Au fond il ne s’agit que de reproduire une recette, vendue kit clés en main. Mais un mouvement n’est-il pas par définition unique, et fonction des ses composantes et de son contexte, « mouvant », dans ses formes, organisations, et ses expressions ? Ou est-ce quelque chose qui est finalement si proche dans ces aspects de ce qu’il faut déconstruire pour bâtir qu’il en deviendra une pierre ? Ce n’est en tout cas pas simplement en singeant des méthodes d’organisation issue de mouvements populaires, comme une sorte de messe, qu’un mouvement peut se construire. Pour qu’il parvienne à ne pas être digéré par la machine, à être autre chose, il a sans doute à faire des ruptures sur ce qui le rendrait comestible (équitablement ou pas).
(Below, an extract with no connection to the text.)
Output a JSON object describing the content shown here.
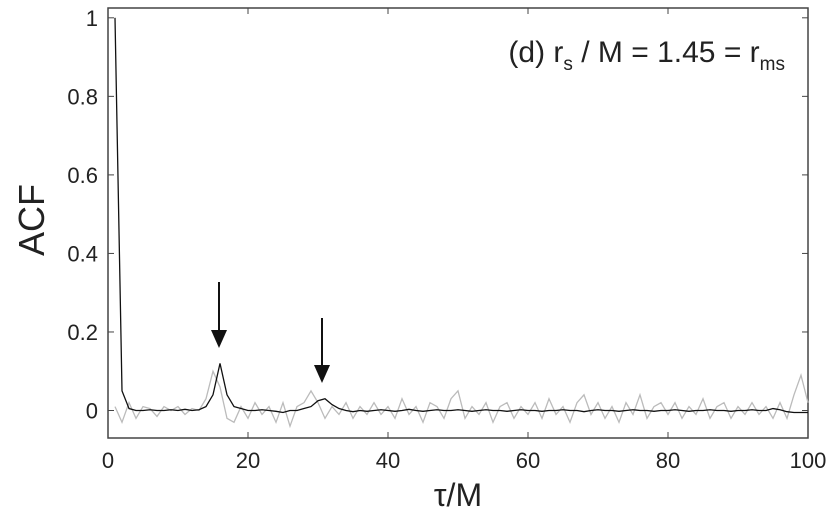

Cet enjeux de rupture est d’autant plus important dans une ville comme Nantes, où les autorités ont justement absorbé le discours écologiste en un concept marketing pour vendre leur métropole. Il est au final bien difficile de faire la différence entre ce discours et celui d’Alternatiba, tant les contradictions internes de cet évènement permettent de ne bousculer en rien le status-quo autour du green washing en cours. Bien au contraire…

Notes :
[1] http://nantes.indymedia.org/articles/29939
[2] Ces actions illégales étant de celles qui ont permis de retarder jusqu’ici le projet d’aéroport.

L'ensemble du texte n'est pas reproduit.